Rezension: Durchbruch der Künstlichen Intelligenz – Auch beim Prompt Engineering gilt: Shit in, Shit out

Der Gastbeitrag von Peter Buxmann in der FAZ beschäftigt sich mit dem Thema des Durchbruchs der Künstlichen Intelligenz (KI) und den Auswirkungen, die dieser auf die Gesellschaft hat. Der Universitätsprofessor für Wirtschaftsinformatik analysiert die aktuellen Entwicklungen und stellt die Frage, wer von der KI-Revolution profitiert und was die Zukunft bringen wird.

Im Jahr 2023 wurden täglich neue Produkte und Dienstleistungen im Feld der KI angekündigt und auf den Markt gebracht. Unternehmen wie Open AI haben eine beeindruckende Geschwindigkeit vorgelegt und kontinuierlich neue Modelle und -Anwendungen entwickelt. Die KI hat auch den Elfenbeinturm verlassen und ist in der breiten Öffentlichkeit angekommen. KI-basierte Sprachassistenten, autonomes Fahren und medizinische Diagnoseunterstützung sind nur einige Beispiele für den Einfluss der KI auf unseren Alltag.

Neben den großen Technologieunternehmen setzen auch immer mehr Start-ups auf KI und integrieren sie in ihre Geschäftsmodelle. Sowohl große Softwareanbieter als auch kleinere Unternehmen nutzen KI, um ihre Produkte und Dienstleistungen zu verbessern.

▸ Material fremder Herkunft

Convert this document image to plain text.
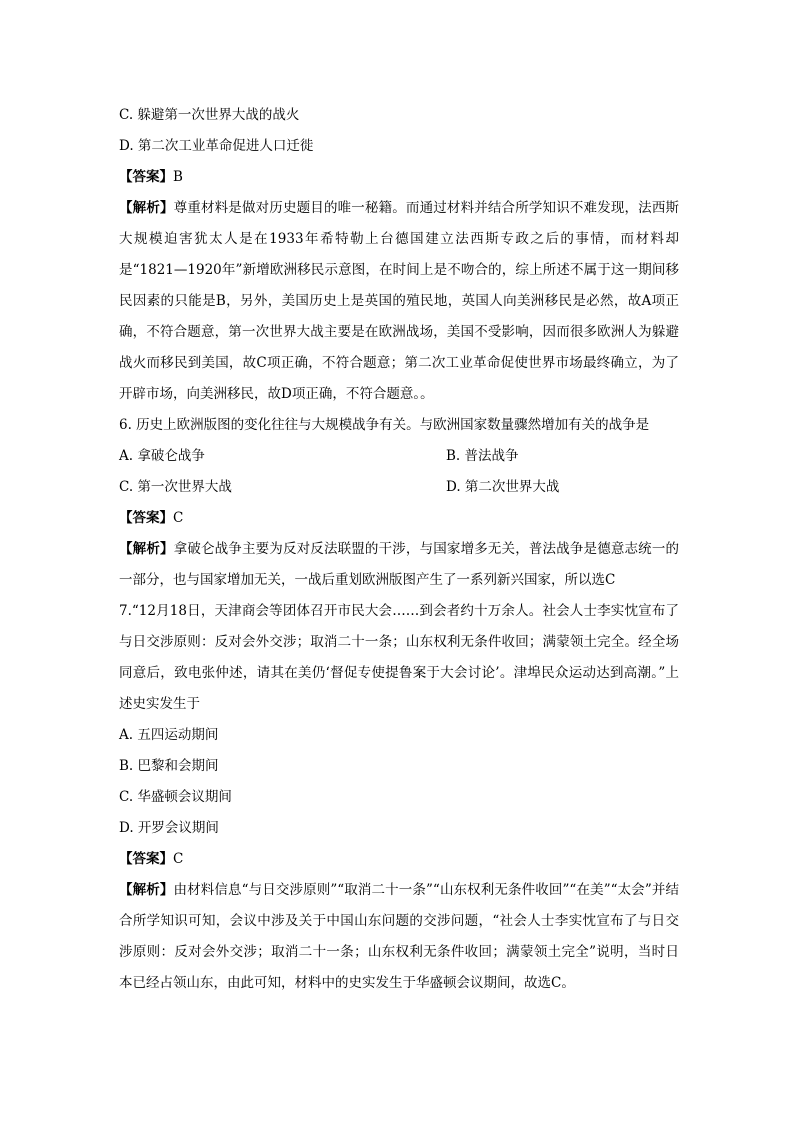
C. 躲避第一次世界大战的战火
D. 第二次工业革命促进人口迁徙
【答案】B
【解析】尊重材料是做对历史题目的唯一秘籍。而通过材料并结合所学知识不难发现，法西斯大规模迫害犹太人是在1933年希特勒上台德国建立法西斯专政之后的事情，而材料却是“1821—1920年”新增欧洲移民示意图，在时间上是不吻合的，综上所述不属于这一期间移民因素的只能是B，另外，美国历史上是英国的殖民地，英国人向美洲移民是必然，故A项正确，不符合题意，第一次世界大战主要是在欧洲战场，美国不受影响，因而很多欧洲人为躲避战火而移民到美国，故C项正确，不符合题意；第二次工业革命促使世界市场最终确立，为了开辟市场，向美洲移民，故D项正确，不符合题意。。
6. 历史上欧洲版图的变化往往与大规模战争有关。与欧洲国家数量骤然增加有关的战争是
A. 拿破仑战争	B. 普法战争
C. 第一次世界大战	D. 第二次世界大战
【答案】C
【解析】拿破仑战争主要为反对反法联盟的干涉，与国家增多无关，普法战争是德意志统一的一部分，也与国家增加无关，一战后重划欧洲版图产生了一系列新兴国家，所以选C
7.“12月18日，天津商会等团体召开市民大会……到会者约十万余人。社会人士李实忱宣布了与日交涉原则：反对会外交涉；取消二十一条；山东权利无条件收回；满蒙领土完全。经全场同意后，致电张仲述，请其在美仍‘督促专使提鲁案于大会讨论’。津埠民众运动达到高潮。”上述史实发生于
A. 五四运动期间
B. 巴黎和会期间
C. 华盛顿会议期间
D. 开罗会议期间
【答案】C
【解析】由材料信息“与日交涉原则”“取消二十一条”“山东权利无条件收回”“在美”“太会”并结合所学知识可知，会议中涉及关于中国山东问题的交涉问题，“社会人士李实忱宣布了与日交涉原则：反对会外交涉；取消二十一条；山东权利无条件收回；满蒙领土完全”说明，当时日本已经占领山东，由此可知，材料中的史实发生于华盛顿会议期间，故选C。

Die Integration von KI in Software wird in Zukunft zur Normalität werden, so SAP-Produktvorstand Thomas Saueressig.

Die Gewinner der KI-Entwicklungen im Jahr 2023 waren unter anderem Open AI und Microsoft, die maßgeblich an der Entwicklung beteiligt waren. Aber auch andere Unternehmen wie Nvidia profitierten vom Boom. Es gab jedoch auch Enttäuschungen, wie zum Beispiel fehlerhafte Demos und bizarre interne Konflikte bei Open AI und Google.

Die wirtschaftliche Bedeutung der neuen KI-Sprachsysteme ist noch nicht abschließend zu bewerten. Studien zeigen jedoch, dass der Einsatz von KI-Modellen wie ChatGPT zu Zeitersparnis, besserer Textqualität und höherer Mitarbeiterzufriedenheit führen kann. Unternehmen nutzen KI auch, um ihre Prozesse zu verbessern, insbesondere im Wissens- und Servicemanagement.

Es gibt jedoch auch Herausforderungen im Umgang mit KI. Anwendungen wie ChatGPT können „halluzinieren“ und unsinnige Inhalte generieren, ohne dass die Entwickler den genauen Grund dafür kennen. Das liegt allerdings häufig an idiotischen Eingaben. Auch beim Prompt Engineering gilt: Shit in, Shit out.

Im Jahr 2023 gab es eine Vielzahl von Produkten und Start-ups, die das Label „Künstliche Intelligenz“ für sich beanspruchten, ohne einen klaren Zusammenhang zur KI zu haben. Dies führte zu einem Wettbewerb um Aufmerksamkeit und Geld. Die Angst vor einer Superintelligenz und deren Auswirkungen auf die Menschheit erlebte eine Renaissance. Es gibt jedoch unterschiedliche Meinungen dazu, wie realistisch diese Bedenken sind.

KI kann grundsätzlich für gute und problematische Zwecke eingesetzt werden. Es gibt Diskussionen über den Einfluss von KI auf Diskriminierung und die Frage, ob KI böse ist. Dabei liegt die Verantwortung nicht nur bei den Algorithmen, sondern auch bei den von Menschen bereitgestellten Trainingsdaten.

Im Jahr 2024 werden wir weiterhin eine rasante Entwicklung der KI erleben. Multimodale Sprachmodelle, die Bilder, Videos und Audiodateien verstehen und generieren können, eröffnen neue Möglichkeiten und erhöhen gleichzeitig die Risiken des Missbrauchs. Die Entwicklungsgeschwindigkeit der KI war in den letzten Jahren beeindruckend und wird wahrscheinlich auch in Zukunft hoch bleiben.

Abschließend lässt sich sagen, dass die KI gekommen ist, um zu bleiben. Die Zusammenarbeit von Mensch und KI wird in vielen Bereichen zu besseren Entscheidungen führen. Es ist wichtig, die Chancen und Risiken der KI zu erkennen und verantwortungsvoll damit umzugehen.